/G-DynaDist

Primary LanguageJupyter NotebookGNU Affero General Public License v3.0AGPL-3.0

G-DynaDist

These are the codes related to the paper

  • Dall'Amico, Barrat, Cattuto - An embedding-based distance for temporal graphs

These codes implement our definition of distance between temporal graphs and can be used to reproduce the results in the related paper.

If you make use of these codes, please reference the article

@article{dallamico2024embeddingbased,
      title={An embedding-based distance for temporal graphs}, 
      author={Lorenzo Dall'Amico and Alain Barrat and Ciro Cattuto},
      year={2024},
      eprint={2401.12843},
      archivePrefix={arXiv},
      primaryClass={cs.SI}
}

Dependence on the EDRep package

The main codes to define our distance build upon the EDRep function that can be found at https://github.com/lorenzodallamico/EDRep. If you make use of this package, please refer to the original article in which EDRep was introduced.

@article{dallamico2023efficient,
      title={Efficient distributed representations beyond negative sampling}, 
      author={Lorenzo Dall'Amico and Enrico Maria Belliardo},
      year={2023},
      eprint={2303.17475},
      archivePrefix={arXiv},
      primaryClass={cs.LG}
}

Content of the package

  • Data/SPData: hosts the original contact data as downloaded from the SocioPatterns web page.

  • Package: this directory contains the main functions needed to run our simulations. In particular

    • MatrixDistance implements the distance between two temporal graphs as proposed in our paper. For reference, see the sections below or the documentation of the functions themselves.
    • GraphCreation implements some functions needed to generate random graphs and random shuffles of temporal graphs.
    • Utilities implements some useful functions to deal with the data
  • The notebooks can be used to obtain the pictures appearing in the paper. In particular Recognize graphs generates Figure 3b, Recognize synthetic graphs generates Figure 3a, Recognize_shufflings generates Figure 2.

Folders to be added

  • Data/Graphs: the data that should be inside of it are generated with the notebook named Prepare_graphs and they consists in a simple preprocessing of the data contained in Data/SPData so to make them completely uniform in terms of format and represent them both in the format (i,j,t) and (i,j,t,τ).

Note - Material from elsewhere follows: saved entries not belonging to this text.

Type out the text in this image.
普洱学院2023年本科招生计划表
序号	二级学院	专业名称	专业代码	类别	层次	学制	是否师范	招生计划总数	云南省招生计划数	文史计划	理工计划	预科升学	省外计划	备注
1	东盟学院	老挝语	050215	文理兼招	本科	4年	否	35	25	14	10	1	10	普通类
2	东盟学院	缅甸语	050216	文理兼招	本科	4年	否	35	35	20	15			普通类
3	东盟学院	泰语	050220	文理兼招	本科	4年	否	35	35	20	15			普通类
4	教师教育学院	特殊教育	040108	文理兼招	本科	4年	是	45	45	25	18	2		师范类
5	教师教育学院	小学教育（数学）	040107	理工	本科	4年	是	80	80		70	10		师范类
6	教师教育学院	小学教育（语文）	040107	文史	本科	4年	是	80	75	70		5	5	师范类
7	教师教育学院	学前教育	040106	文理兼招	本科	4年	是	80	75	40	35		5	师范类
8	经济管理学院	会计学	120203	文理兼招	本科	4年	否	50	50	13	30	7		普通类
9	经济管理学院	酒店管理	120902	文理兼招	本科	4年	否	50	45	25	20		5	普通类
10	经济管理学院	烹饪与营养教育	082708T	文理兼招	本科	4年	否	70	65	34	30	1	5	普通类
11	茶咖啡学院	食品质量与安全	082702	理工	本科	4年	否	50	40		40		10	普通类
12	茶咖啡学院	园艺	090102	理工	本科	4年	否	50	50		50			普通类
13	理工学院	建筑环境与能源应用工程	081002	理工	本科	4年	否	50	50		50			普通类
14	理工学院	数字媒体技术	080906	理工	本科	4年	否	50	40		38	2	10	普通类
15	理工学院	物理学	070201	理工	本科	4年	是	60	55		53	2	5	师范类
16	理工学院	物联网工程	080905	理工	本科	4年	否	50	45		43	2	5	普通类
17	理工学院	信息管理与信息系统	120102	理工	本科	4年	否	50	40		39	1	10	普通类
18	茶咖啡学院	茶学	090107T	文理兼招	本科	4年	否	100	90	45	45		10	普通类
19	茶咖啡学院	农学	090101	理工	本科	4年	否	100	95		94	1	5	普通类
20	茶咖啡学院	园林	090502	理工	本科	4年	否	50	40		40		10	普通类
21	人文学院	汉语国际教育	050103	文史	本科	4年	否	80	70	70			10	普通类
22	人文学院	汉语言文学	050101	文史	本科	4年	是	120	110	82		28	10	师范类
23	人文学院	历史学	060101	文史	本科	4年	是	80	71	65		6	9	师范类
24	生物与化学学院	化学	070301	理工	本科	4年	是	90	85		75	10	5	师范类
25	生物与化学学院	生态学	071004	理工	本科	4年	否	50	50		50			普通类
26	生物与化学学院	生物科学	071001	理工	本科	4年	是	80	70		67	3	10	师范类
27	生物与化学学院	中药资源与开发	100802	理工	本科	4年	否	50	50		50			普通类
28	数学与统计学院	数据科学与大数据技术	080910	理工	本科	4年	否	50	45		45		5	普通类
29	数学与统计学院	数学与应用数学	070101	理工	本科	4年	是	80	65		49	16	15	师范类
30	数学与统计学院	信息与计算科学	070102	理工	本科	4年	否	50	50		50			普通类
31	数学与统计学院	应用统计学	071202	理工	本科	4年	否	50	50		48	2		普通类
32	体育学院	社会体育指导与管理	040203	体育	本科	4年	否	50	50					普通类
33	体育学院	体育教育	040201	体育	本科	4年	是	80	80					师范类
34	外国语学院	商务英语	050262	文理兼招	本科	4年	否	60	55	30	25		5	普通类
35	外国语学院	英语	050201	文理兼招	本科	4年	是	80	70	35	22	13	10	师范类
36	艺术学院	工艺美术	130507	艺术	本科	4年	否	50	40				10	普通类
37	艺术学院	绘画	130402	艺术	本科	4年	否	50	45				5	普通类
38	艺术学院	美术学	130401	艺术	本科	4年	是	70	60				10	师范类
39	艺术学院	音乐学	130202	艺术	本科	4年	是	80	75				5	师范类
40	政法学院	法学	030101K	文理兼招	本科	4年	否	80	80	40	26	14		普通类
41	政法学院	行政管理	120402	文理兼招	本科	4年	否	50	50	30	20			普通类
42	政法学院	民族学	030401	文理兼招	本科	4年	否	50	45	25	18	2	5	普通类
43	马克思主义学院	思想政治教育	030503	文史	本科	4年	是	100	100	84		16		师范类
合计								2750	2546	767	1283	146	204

  • Data/Shuffled: the data that should be inside of it are generated with the notebook named Shuffle. Once compiled, it generates a sequence of folders each one contianing several shuffles of every graph in the Graphs folder for all the shuffling types considered in the paper.

  • Data/Embeddings: the data that should be put inside of it are generated with the notebook named Get embeddings. They contain the embeddings for each temporal graph contained in the Shuffled folder.

  • Data/SP_Classes_2_per_day: the data that should be put inside of it are generated with the notebook named PrepareSP_day. They represent the contacts related to the schools in which every dataset corresponds to one day of contact between two classes. The name of the file is in the format school_name-class_1-class_2-date.

Example of use

We consider as valid temporal graph inputs only pandas dataframes with columns i, j, t, τ. For this type of graph we have three main functions:

  • GraphDynamicEmbedding: this function computes the embedding of a dynamical graph using the EDRep algorithm

    X = GraphDynamicEmbedding(df, n, dim, n_epochs, k, verbose, η0)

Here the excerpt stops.